Follow this link to the Worcester T & G column by Clive  McFarlane. You may learn something about the type of readers that the T & G has, by reading their comments.

Not that it is a really great column, but it is the backdrop that I used to explain my thoughts on what went wrong.

I reprint this here because I have already received one request for an explanation from a friend outside of Massachusetts.  Now I’ll have a blog post to point to if I get anymore questions.

Below is a collection of my comments on the above article.

I agree with CRAIG P. I think Capuano would have made a better candidate.

Martha Coakley ran against Scott Brown instead of running for something.

Since the electorate cannot remember as far back as last March since when their 401K plans have risen 60%, they need a constant reminder of what the plan is.

The plan is to run a deficit until the economy recovers and then start running surpluses, as in the Clinton years, to pay back what we borrowed.

She did not need to refer to Scott Brown to explain this. However, it might have neutralized his mantra that our children will be paying for this deficit for generations.

She could have explained that the Christmas Bomber was spilling his guts to the FBI and that any threats of Waterboarding would be counterproductive.

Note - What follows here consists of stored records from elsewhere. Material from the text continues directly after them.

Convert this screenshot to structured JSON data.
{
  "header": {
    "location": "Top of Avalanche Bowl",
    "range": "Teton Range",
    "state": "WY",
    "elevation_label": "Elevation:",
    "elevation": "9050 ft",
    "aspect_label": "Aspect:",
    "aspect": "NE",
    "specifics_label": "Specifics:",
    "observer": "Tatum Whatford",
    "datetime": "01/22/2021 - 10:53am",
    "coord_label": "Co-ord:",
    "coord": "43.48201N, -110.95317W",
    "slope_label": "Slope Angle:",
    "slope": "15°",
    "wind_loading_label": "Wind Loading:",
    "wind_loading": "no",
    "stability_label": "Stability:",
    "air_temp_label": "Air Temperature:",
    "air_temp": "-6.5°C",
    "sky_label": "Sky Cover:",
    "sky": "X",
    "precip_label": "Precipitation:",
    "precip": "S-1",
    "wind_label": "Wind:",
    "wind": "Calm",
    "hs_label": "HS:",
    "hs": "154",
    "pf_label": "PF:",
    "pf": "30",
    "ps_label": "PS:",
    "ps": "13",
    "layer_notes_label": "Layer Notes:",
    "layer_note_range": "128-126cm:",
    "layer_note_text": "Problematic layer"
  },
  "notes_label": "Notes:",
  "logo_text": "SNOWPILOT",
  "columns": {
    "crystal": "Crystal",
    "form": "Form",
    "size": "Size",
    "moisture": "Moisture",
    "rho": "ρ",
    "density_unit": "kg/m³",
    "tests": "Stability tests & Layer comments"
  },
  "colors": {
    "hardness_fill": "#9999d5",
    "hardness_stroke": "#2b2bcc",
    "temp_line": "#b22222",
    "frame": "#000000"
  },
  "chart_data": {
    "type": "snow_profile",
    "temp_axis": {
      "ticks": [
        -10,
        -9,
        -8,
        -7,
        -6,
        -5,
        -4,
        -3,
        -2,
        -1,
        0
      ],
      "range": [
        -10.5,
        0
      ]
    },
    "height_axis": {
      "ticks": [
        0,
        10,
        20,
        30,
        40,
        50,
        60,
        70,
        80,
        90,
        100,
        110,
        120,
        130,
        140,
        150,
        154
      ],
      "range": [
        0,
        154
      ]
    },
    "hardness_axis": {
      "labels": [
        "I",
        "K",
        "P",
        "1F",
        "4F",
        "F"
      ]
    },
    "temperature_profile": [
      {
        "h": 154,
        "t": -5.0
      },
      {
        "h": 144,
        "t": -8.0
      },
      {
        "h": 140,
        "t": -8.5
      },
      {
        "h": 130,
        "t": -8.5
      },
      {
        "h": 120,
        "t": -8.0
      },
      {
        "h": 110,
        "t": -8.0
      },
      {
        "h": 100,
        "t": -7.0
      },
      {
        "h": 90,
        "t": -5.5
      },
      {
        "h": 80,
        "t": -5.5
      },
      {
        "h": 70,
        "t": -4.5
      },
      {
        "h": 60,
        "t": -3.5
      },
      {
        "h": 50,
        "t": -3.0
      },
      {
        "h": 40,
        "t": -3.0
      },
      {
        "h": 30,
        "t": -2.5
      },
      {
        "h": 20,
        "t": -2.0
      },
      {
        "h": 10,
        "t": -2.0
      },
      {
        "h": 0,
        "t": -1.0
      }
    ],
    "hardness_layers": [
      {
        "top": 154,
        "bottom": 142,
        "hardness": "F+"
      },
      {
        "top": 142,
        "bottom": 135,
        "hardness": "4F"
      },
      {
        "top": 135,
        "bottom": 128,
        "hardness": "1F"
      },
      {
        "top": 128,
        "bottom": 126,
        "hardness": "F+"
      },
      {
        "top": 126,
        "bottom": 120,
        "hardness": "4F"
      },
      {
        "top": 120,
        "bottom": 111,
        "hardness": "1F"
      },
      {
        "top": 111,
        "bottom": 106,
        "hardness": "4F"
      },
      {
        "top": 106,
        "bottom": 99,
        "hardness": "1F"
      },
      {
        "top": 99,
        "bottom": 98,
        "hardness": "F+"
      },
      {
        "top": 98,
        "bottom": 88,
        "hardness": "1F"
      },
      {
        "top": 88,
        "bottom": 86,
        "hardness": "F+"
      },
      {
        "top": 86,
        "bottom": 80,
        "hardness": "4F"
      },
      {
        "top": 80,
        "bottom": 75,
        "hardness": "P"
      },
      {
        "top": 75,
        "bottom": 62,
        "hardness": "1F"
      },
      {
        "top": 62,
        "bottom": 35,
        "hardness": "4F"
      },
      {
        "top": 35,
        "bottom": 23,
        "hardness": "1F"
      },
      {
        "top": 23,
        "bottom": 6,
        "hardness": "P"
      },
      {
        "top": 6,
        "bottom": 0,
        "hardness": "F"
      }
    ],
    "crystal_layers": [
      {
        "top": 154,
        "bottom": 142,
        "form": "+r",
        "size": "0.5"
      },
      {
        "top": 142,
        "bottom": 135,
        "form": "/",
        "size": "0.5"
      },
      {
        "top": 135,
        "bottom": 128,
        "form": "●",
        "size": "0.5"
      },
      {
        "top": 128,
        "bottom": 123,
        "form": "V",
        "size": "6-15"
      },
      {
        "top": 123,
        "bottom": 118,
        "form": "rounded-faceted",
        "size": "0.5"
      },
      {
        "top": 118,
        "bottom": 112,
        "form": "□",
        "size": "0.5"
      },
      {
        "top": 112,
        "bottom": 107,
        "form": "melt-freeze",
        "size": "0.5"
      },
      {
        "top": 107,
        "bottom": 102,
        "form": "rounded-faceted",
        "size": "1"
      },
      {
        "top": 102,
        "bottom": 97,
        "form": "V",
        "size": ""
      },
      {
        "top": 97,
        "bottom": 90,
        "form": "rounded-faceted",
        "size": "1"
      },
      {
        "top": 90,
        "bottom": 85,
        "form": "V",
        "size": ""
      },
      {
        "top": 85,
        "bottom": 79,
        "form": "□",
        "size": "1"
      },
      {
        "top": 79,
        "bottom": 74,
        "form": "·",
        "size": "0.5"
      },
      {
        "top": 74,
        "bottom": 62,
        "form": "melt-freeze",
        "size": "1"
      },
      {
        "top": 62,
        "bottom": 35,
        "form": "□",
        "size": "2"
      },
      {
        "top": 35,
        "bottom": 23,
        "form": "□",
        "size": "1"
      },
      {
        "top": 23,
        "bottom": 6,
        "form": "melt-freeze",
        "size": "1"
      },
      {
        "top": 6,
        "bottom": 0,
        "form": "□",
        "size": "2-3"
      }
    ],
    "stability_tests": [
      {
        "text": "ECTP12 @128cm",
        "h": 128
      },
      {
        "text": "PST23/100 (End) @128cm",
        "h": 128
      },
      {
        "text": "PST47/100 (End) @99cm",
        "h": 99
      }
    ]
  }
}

She could have run with her positive plan for a better way to fight the war on al-Qaida rather than let the ‘She said there were no terrorists in Afghanistan’ meme hang in the air.

She could have explained how good the health care plan was before it got so compromised to appease some wayward Democrats because the margin in the Senate was so thin. This would have brought home the folly of electing Scott Brown without even mentioning his name.

She had absolutely no reason to go negative. She had every reason to tout the positive reasons why she was needed in the Senate.

I forgot to mention that she should have explained that if the federal government quickly cut spending, the economy would go into a tailspin.

She should have explained that the aid to states and cities that was in the original stimulus bill proposal and which Olympia Snowe (R. Maine) removed, in the name of bipartisanship, from the final stimulus package would have saved us from local layoffs and rising local taxes.

She could have explained why we didn’t need more thinking like Olympia Snowe’s, but we needed less of that sort of thing.

I had been emailing ideas like these to the Coakley campaign.  Each time I would get a pleasant reply thanking me for my input.  Too bad she didn’t use any of it.